Henry embarked from Portsmouth with a large force on 30 April 1230, sailing to and staying at Guernsey on 2 May. The next day (3 May) the English army landed at Saint-Malo, where Peter de Dreux, Duke of Brittany met Henry. On 8 May Henry proceeded to Dinan and thence to Nantes, where he hoped to meet his mother Isabella of Angoulême and her new husband Hugh X of Lusignan, Count of La Marche. A French army, marched to Angers in order to shut the English army out from the County of Poitou, and while Henry remained at Nantes waiting for reinforcements, the French army moved to Oudon, a castle about four leagues distant from Nantes. Many of the Breton nobles did homage to Henry, while some fortified their castles against him. The Poitevin lords generally did him homage, Hugh X of Lusignan, Count of La Marche showed some hesitation, and the Guy I, Viscount of Thouars took the side of Louis.

Towards the end of June, the French army was engaged elsewhere, Henry marched through the County of Anjou, taking the castle of Mirebeau late in July, into the County of Poitou and thence into the Duchy of Gascony, where he received the homage of many barons. By autumn, Henry was ill and running out of money.
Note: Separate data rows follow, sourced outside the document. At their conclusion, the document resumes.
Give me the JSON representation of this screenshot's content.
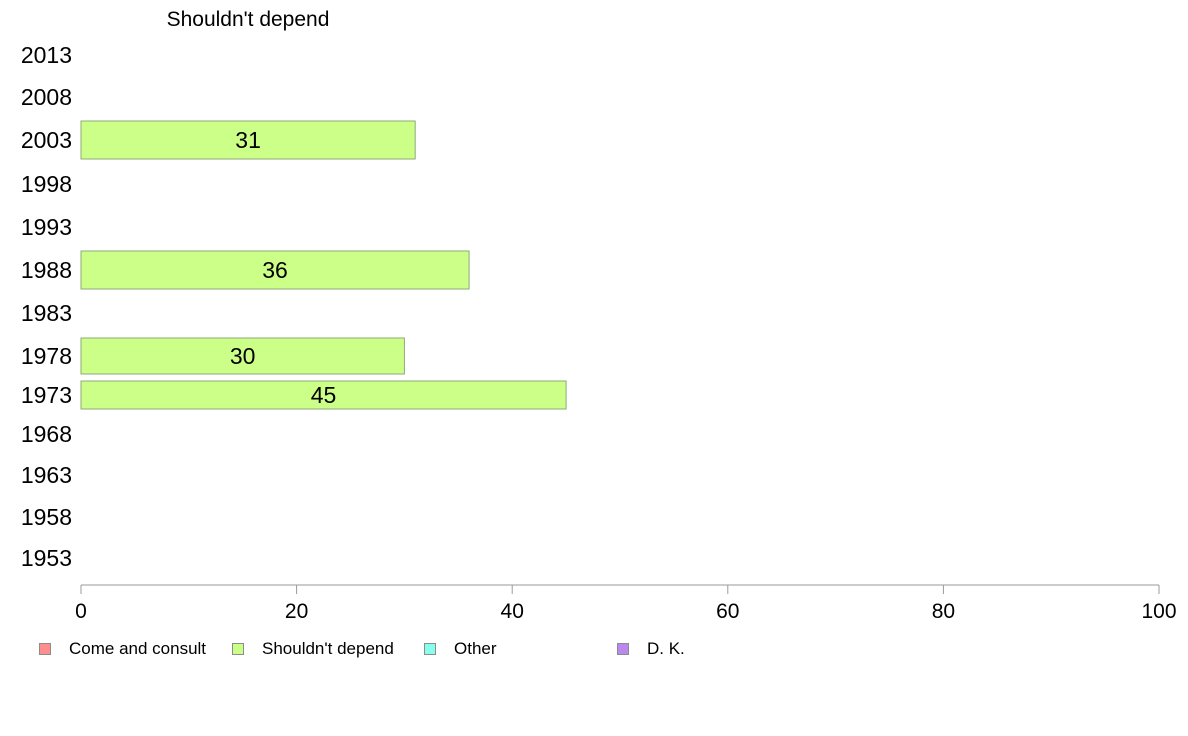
{
  "chart_data": {
    "type": "bar",
    "orientation": "horizontal",
    "title": "Shouldn't depend",
    "categories": [
      "2013",
      "2008",
      "2003",
      "1998",
      "1993",
      "1988",
      "1983",
      "1978",
      "1973",
      "1968",
      "1963",
      "1958",
      "1953"
    ],
    "series": [
      {
        "name": "Shouldn't depend",
        "color": "#ccff88",
        "values": [
          null,
          null,
          31,
          null,
          null,
          36,
          null,
          30,
          45,
          null,
          null,
          null,
          null
        ],
        "data_labels": [
          "",
          "",
          "31",
          "",
          "",
          "36",
          "",
          "30",
          "45",
          "",
          "",
          "",
          ""
        ]
      }
    ],
    "xlim": [
      0,
      100
    ],
    "x_ticks": [
      "0",
      "20",
      "40",
      "60",
      "80",
      "100"
    ],
    "grid": false,
    "legend_position": "bottom",
    "legend": [
      {
        "label": "Come and consult",
        "color": "#ff8f8f"
      },
      {
        "label": "Shouldn't depend",
        "color": "#ccff88"
      },
      {
        "label": "Other",
        "color": "#88ffee"
      },
      {
        "label": "D. K.",
        "color": "#bb88ee"
      }
    ]
  }
}
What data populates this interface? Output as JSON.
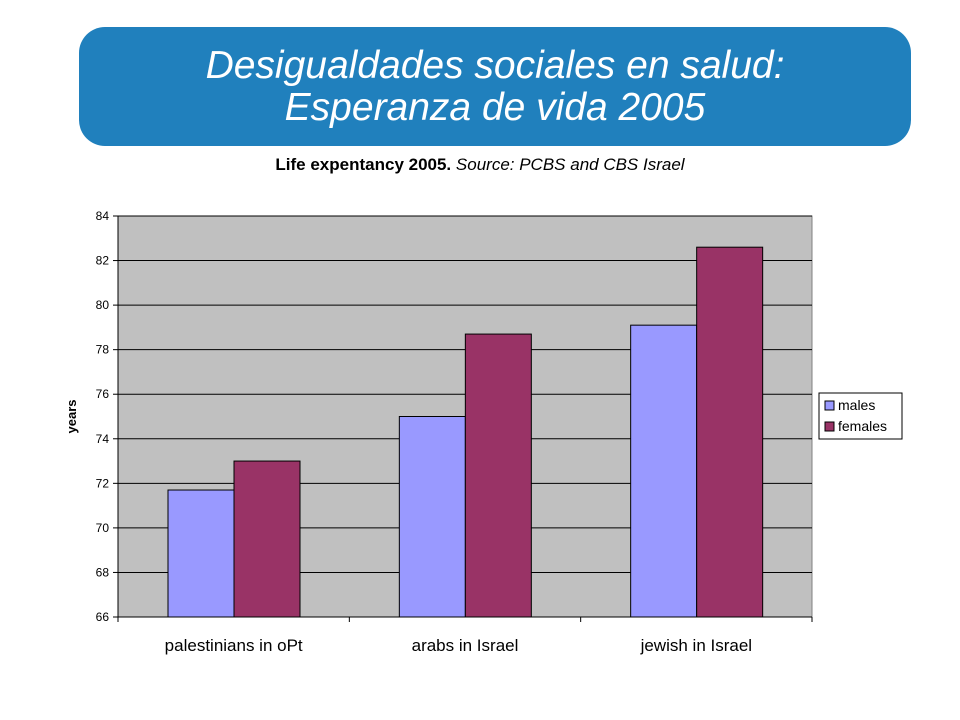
{
  "slide": {
    "title_line1": "Desigualdades sociales en salud:",
    "title_line2": "Esperanza de vida 2005"
  },
  "chart_data": {
    "type": "bar",
    "title": "Life expentancy 2005.",
    "subtitle": "Source: PCBS and CBS Israel",
    "categories": [
      "palestinians in  oPt",
      "arabs in Israel",
      "jewish in Israel"
    ],
    "series": [
      {
        "name": "males",
        "values": [
          71.7,
          75.0,
          79.1
        ],
        "color": "#9999ff"
      },
      {
        "name": "females",
        "values": [
          73.0,
          78.7,
          82.6
        ],
        "color": "#993366"
      }
    ],
    "xlabel": "",
    "ylabel": "years",
    "ylim": [
      66,
      84
    ],
    "yticks": [
      66,
      68,
      70,
      72,
      74,
      76,
      78,
      80,
      82,
      84
    ],
    "grid": true,
    "legend_position": "right",
    "plot_background": "#c0c0c0"
  }
}
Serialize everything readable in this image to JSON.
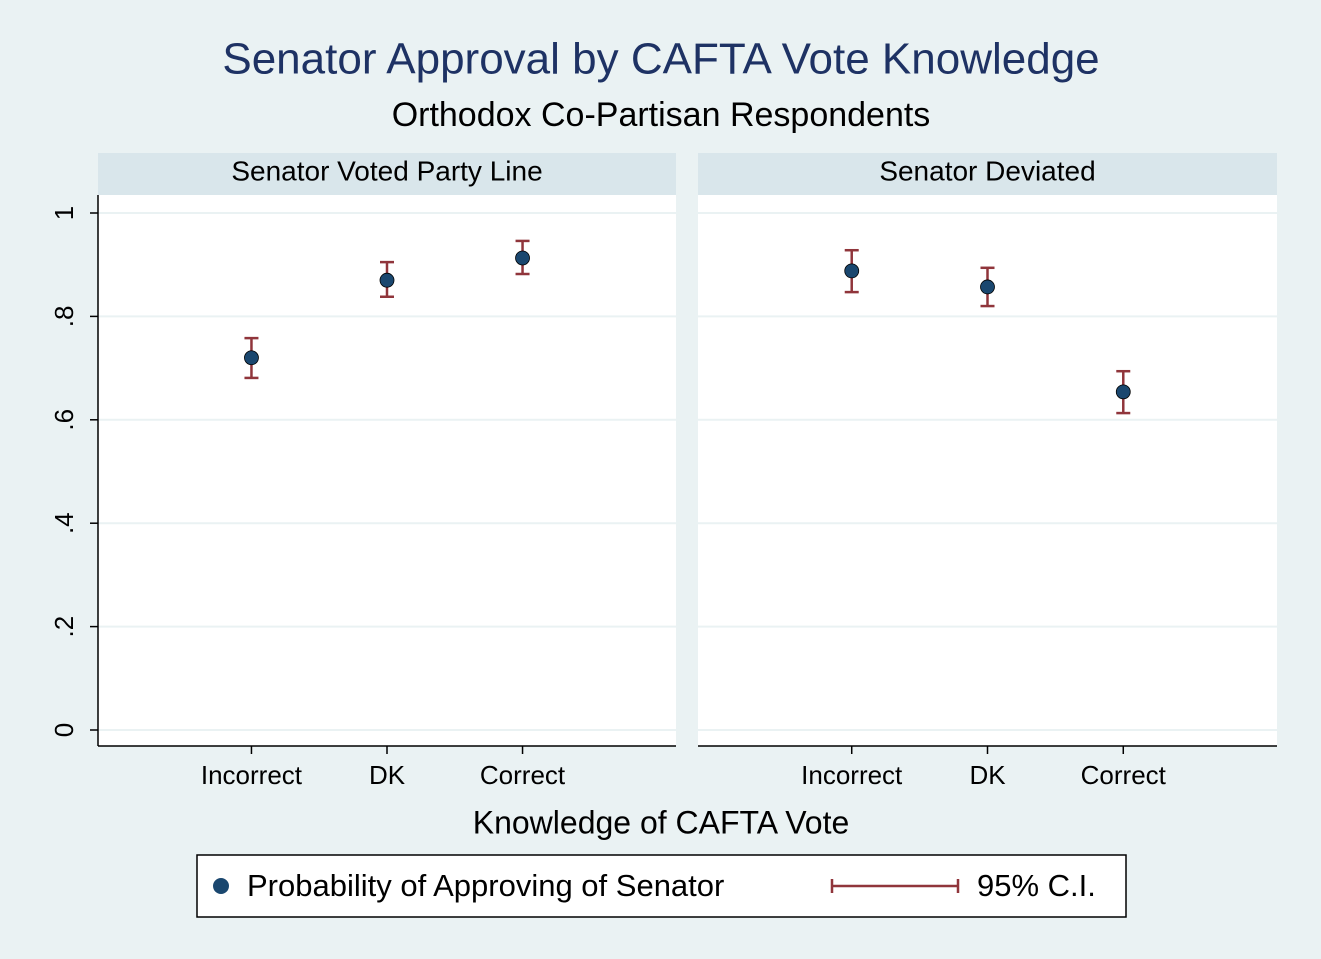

He marched back to Brittany, and after staying for several weeks at Nantes, he returned to England, landing at Portsmouth on 27 October 1230, having left a small force under Peter de Dreux, Duke of Brittany and Ranulf de Blondeville, Earl of Chester, to act against the French in Normandy and Brittany.

Historian H. W. Ridgeway writes, "The campaign, arguably the last opportunity to recover Normandy, was a costly fiasco." The only territory regained by Henry was the island of Oléron (lost in 1224), which was kept by the English until 1294. Normandy was bypassed, reportedly on Hubert de Burgh's advice, despite the fact that the region was ready to revolt in support of Henry. According to historian David Carpenter, many English nobles were not eager to see Normandy reconquered because of the problems over land ownership it would raise. Many of them had received lands in England formerly owned by Normans who had accepted French rule in 1204; upon the reconquest of Normandy, they would have to give up their current lands and return to their estates in Normandy, but it was unclear how this would be realised in practice.